My point with annihilationism and universalism is not to simply dismiss them as inadequate. Infernalism, annihilationism, or universalism (either the cotton candy gnostic kind, or a morally responsible kind), are certainly not equal and need to be sorted out, but the danger is that the imagery of future things is made to bear explanatory weight where the New Testament offers imagery and not explanation. There is progress to be made in recognizing the perversion entailed in infernalism, the role of annihilation, and the clear teaching of a cosmic/universal salvation. The danger though, is to confuse a more just biblical imagery of future eternal categories with explanation. A better understanding may explain more but it is not the role of any image of the future estate of the damned and saved to sum up explanation and understanding.  In fact, a key criterion in arriving at the best understanding is that it allows for the fulness of the biblical focus on a lived salvation.

The end of discussion on the teaching of the New Testament about the intermediate state of the dead, future rewards and punishment, the extent of salvation, should not confuse a better understanding with a full understanding or imagine that this sums up the focus of the New Testament. For example, it may be that one concludes that annihilation is the primary teaching of the New Testament and better fits a loving image of God and best explains biblical imagery of final destruction. This may be a better explanation, but does annihilation provide final resolution to issues of justice or play the role of a theodicy? Does universalism serve any better? The death of six million Jews in Hitler’s gas chambers is not going to be explained, justified, or understood, whatever future estate you might imagine for Adolph, be it conscious torture in hell forever, annihilation, or redemption. Meningitis, rat lung worms, tooth decay, cancer, the suffering of the innocent, the existence of evil, or Hitler, do not fall within the spectrum of understanding and practical action which is the primary explanatory point of the New Testament – though it may touch on all of these issues.

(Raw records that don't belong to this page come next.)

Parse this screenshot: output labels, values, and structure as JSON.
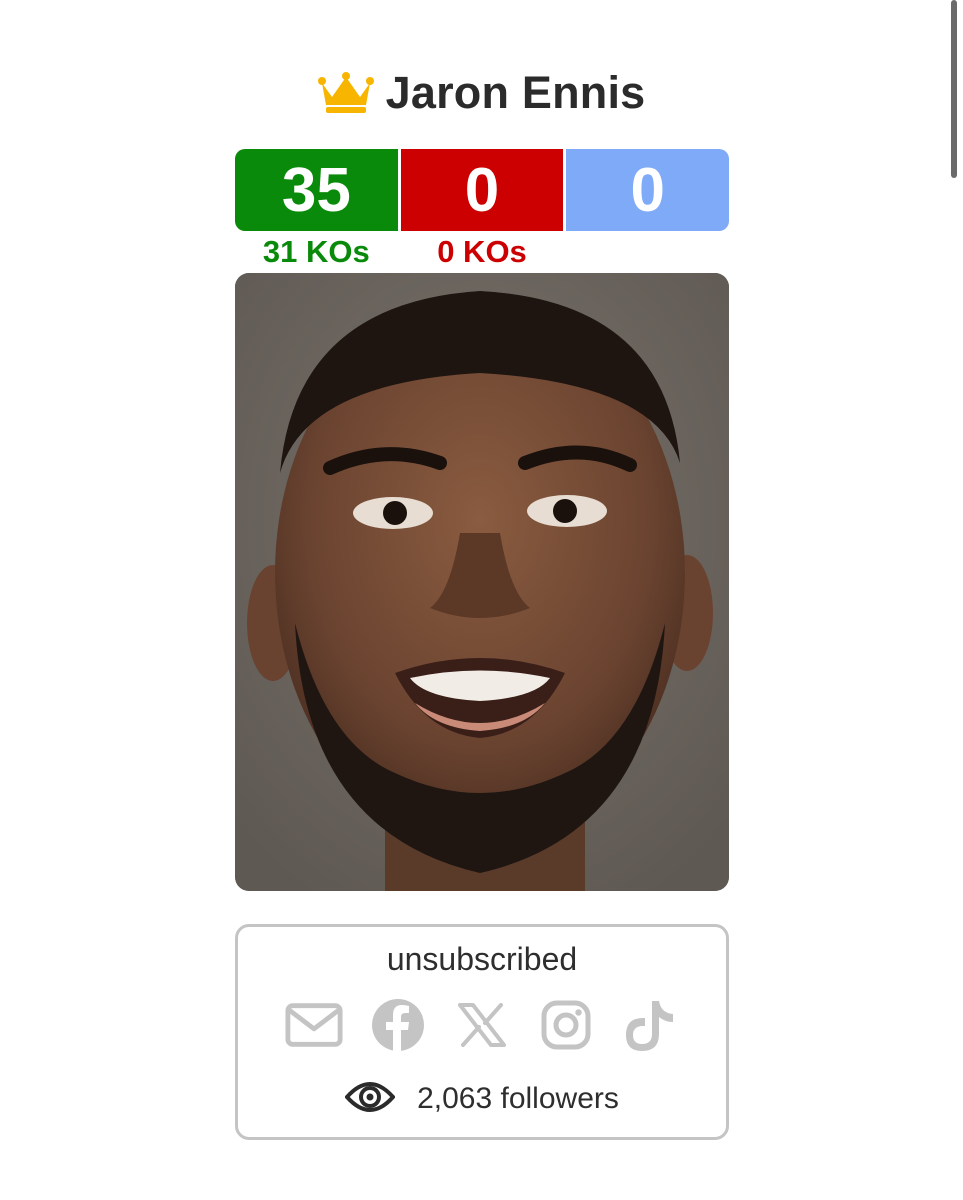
{
  "fighter": {
    "name": "Jaron Ennis",
    "crown_icon": "crown-icon"
  },
  "record": {
    "wins": "35",
    "losses": "0",
    "draws": "0",
    "win_kos": "31 KOs",
    "loss_kos": "0 KOs",
    "colors": {
      "win": "#0a8a0a",
      "loss": "#cc0000",
      "draw": "#7faaf8"
    }
  },
  "photo": {
    "icon": "fighter-portrait"
  },
  "social": {
    "status": "unsubscribed",
    "icons": [
      "email-icon",
      "facebook-icon",
      "x-icon",
      "instagram-icon",
      "tiktok-icon"
    ],
    "icon_color": "#c4c4c4",
    "followers": "2,063 followers",
    "followers_icon": "eye-icon"
  }
}
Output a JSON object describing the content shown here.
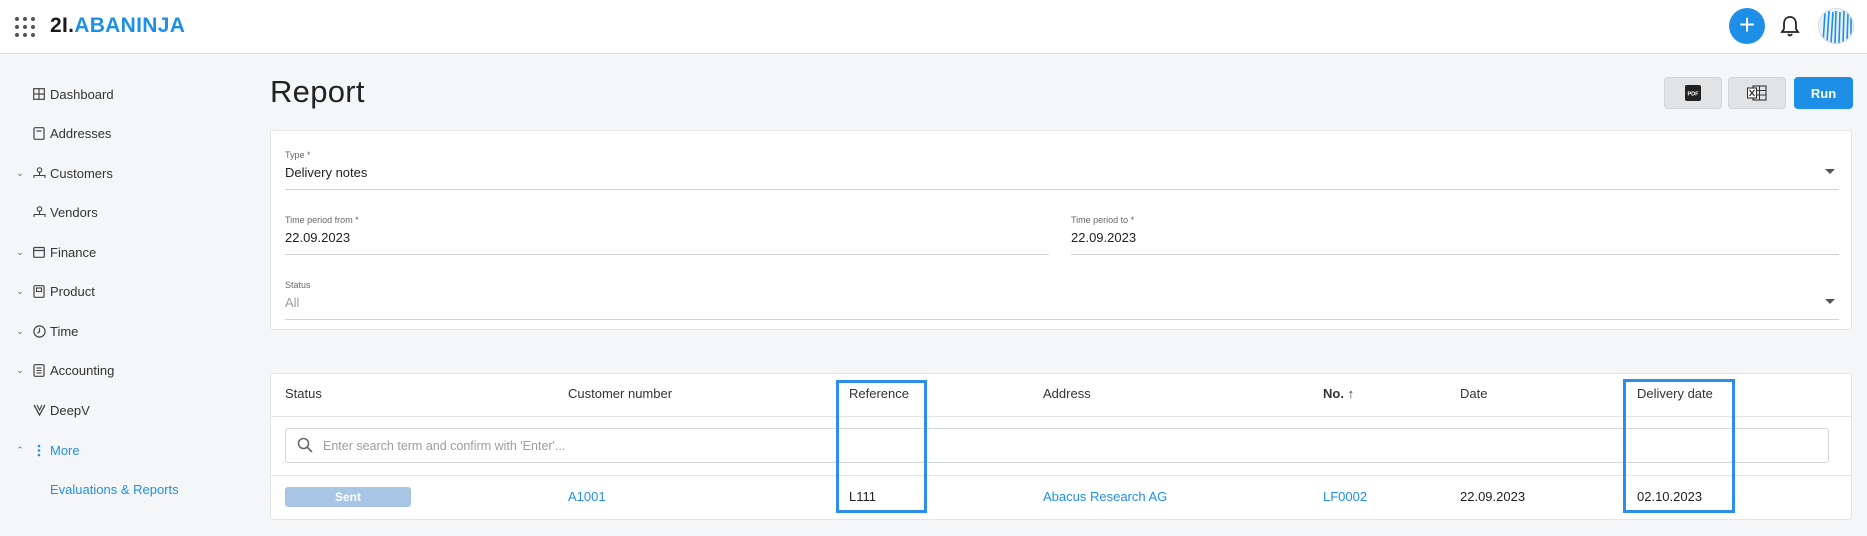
{
  "app": {
    "logo_prefix": "2I.",
    "logo_name": "ABANINJA",
    "add_label": "+"
  },
  "sidebar": {
    "items": [
      {
        "label": "Dashboard",
        "icon": "dashboard-icon",
        "chevron": ""
      },
      {
        "label": "Addresses",
        "icon": "address-book-icon",
        "chevron": ""
      },
      {
        "label": "Customers",
        "icon": "customers-icon",
        "chevron": "⌄"
      },
      {
        "label": "Vendors",
        "icon": "vendors-icon",
        "chevron": ""
      },
      {
        "label": "Finance",
        "icon": "finance-icon",
        "chevron": "⌄"
      },
      {
        "label": "Product",
        "icon": "product-icon",
        "chevron": "⌄"
      },
      {
        "label": "Time",
        "icon": "clock-icon",
        "chevron": "⌄"
      },
      {
        "label": "Accounting",
        "icon": "accounting-icon",
        "chevron": "⌄"
      },
      {
        "label": "DeepV",
        "icon": "deepv-icon",
        "chevron": ""
      },
      {
        "label": "More",
        "icon": "more-vertical-icon",
        "chevron": "⌃"
      }
    ],
    "sub_item": "Evaluations & Reports"
  },
  "page": {
    "title": "Report",
    "run_label": "Run",
    "pdf_icon_label": "PDF"
  },
  "form": {
    "type": {
      "label": "Type *",
      "value": "Delivery notes"
    },
    "from": {
      "label": "Time period from *",
      "value": "22.09.2023"
    },
    "to": {
      "label": "Time period to *",
      "value": "22.09.2023"
    },
    "status": {
      "label": "Status",
      "value": "All"
    }
  },
  "table": {
    "columns": [
      "Status",
      "Customer number",
      "Reference",
      "Address",
      "No.",
      "Date",
      "Delivery date"
    ],
    "sort_indicator": "↑",
    "search_placeholder": "Enter search term and confirm with 'Enter'...",
    "rows": [
      {
        "status": "Sent",
        "customer_number": "A1001",
        "reference": "L111",
        "address": "Abacus Research AG",
        "no": "LF0002",
        "date": "22.09.2023",
        "delivery_date": "02.10.2023"
      }
    ]
  },
  "colors": {
    "accent": "#1e8fe6",
    "badge": "#a7c6e6",
    "highlight": "#2b8ee8"
  }
}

Of course, this practical salvation is best served by correctly delineating end time imagery but this image does not serve in place of a lived deliverance from the shackles of sin.


[1] “For a brief moment I forsook you, but with great compassion I will gather you. He will not always chide: neither will he keep his anger forever” (Isaiah 54:7-8). “In an outburst of anger, I hid My face from you for a moment, but with everlasting lovingkindness I will have compassion on you” (Psalm 103:9,17). “He will revive us after two days; He will raise us up on the third day, that we may live before Him” (Hosea 6:2).